As we all know, so much of project management is communications. A colleague of mine often refers to The Conversations - those often-difficult conversations that one must have with sponsors, stakeholders, team members, vendors, etc. in order to do the Right Thing within the context of a project. Actually having those Conversations is far harder than one might think for many project managers. Concerns about job security, being liked, respected, reporting structure, and other factors influence whether and how the conversation occurs.

So, perhaps more project management training needs to focus on how to actually do the Right Thing - how to have the conversations, how to do an honest self-assessment prior to going into a potentially difficult situation, how to debrief one's self after a difficult situation, and how to get better at handling these. As PMs improve their tactical ability to actually do the Right Thing, we'll see more projects get completed within traditional and non-traditional definitions of success.

I am looking at a busy August - December outside of my day job: I am doing a couple of days of consulting for a firm in mid-August, presenting at a conference in September, teaching for UW-Madison in October, UW-Milwaukee in November, and teaching a semester-long course for UW-Platteville this fall semester. I am also scheduled to present at a couple of PMI SeminarsWorld in 2009, and have papers submitted for the Asia-Pacific Global Conference in Kualu Lumpur in February. Stay tuned...

Wednesday, June 25, 2008

Triple Constraints Under Attack!

There's been some discourse recently on project management sites about whether the venerable Triple Constraints are still valid measures for determining project success. Here's a few thoughts:

First, they are not measures for success as much as they are parameters for project planning, scheduling and control. There is still plenty of value in using this model as a way of communicating to project sponsors and stakeholders that the constraints influence project decisionmaking and tradeoffs.

The Triple Constraints do not influence the quality or validity of the project's business case. Nor due they on their own take into account the fact that a project can be late and overbudget and still be perceived as wildly successful.

The triple constraints are just tools. They are valid in helping the PM and sponsor shape basic planning, scheduling and control issues and problems. However, these are not true measures of project success. A project can deliver on all three as well as agreed-to scope (which, by the way, is represented by the size of the triangle - don't tell me otherwise, I will argue with anyone on this forever!), and still be a failure if the business case was not valid or changed mid-project, or if the end users are unable to use the perfectly-executed project deliverables.

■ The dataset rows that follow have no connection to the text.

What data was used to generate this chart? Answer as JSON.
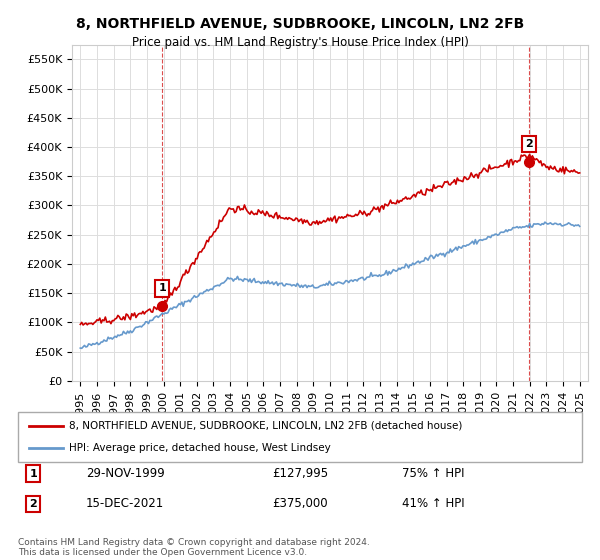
{
  "title": "8, NORTHFIELD AVENUE, SUDBROOKE, LINCOLN, LN2 2FB",
  "subtitle": "Price paid vs. HM Land Registry's House Price Index (HPI)",
  "legend_line1": "8, NORTHFIELD AVENUE, SUDBROOKE, LINCOLN, LN2 2FB (detached house)",
  "legend_line2": "HPI: Average price, detached house, West Lindsey",
  "annotation1": {
    "label": "1",
    "date": "29-NOV-1999",
    "price": "£127,995",
    "change": "75% ↑ HPI"
  },
  "annotation2": {
    "label": "2",
    "date": "15-DEC-2021",
    "price": "£375,000",
    "change": "41% ↑ HPI"
  },
  "footer": "Contains HM Land Registry data © Crown copyright and database right 2024.\nThis data is licensed under the Open Government Licence v3.0.",
  "red_color": "#cc0000",
  "blue_color": "#6699cc",
  "marker1_x": 1999.92,
  "marker1_y": 127995,
  "marker2_x": 2021.96,
  "marker2_y": 375000,
  "ylim": [
    0,
    575000
  ],
  "xlim_start": 1994.5,
  "xlim_end": 2025.5,
  "background": "#ffffff",
  "grid_color": "#dddddd"
}
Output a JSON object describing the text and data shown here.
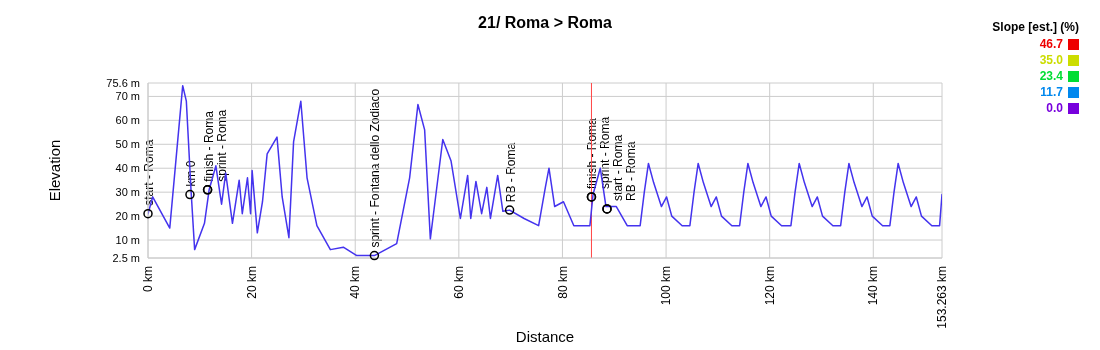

New ways of assessing a project add dimension to the evaluation and planning processes. They also, however, raise the debate of the role of the project manager. I do not completely agree with the ongoing movement that posits that PMs should be justifying their projects, making their business cases, etc. That's the sponsor's job - the PM helps. This is where the additional dimensions of project success and evaluation can help all involved to do their jobs more effectively.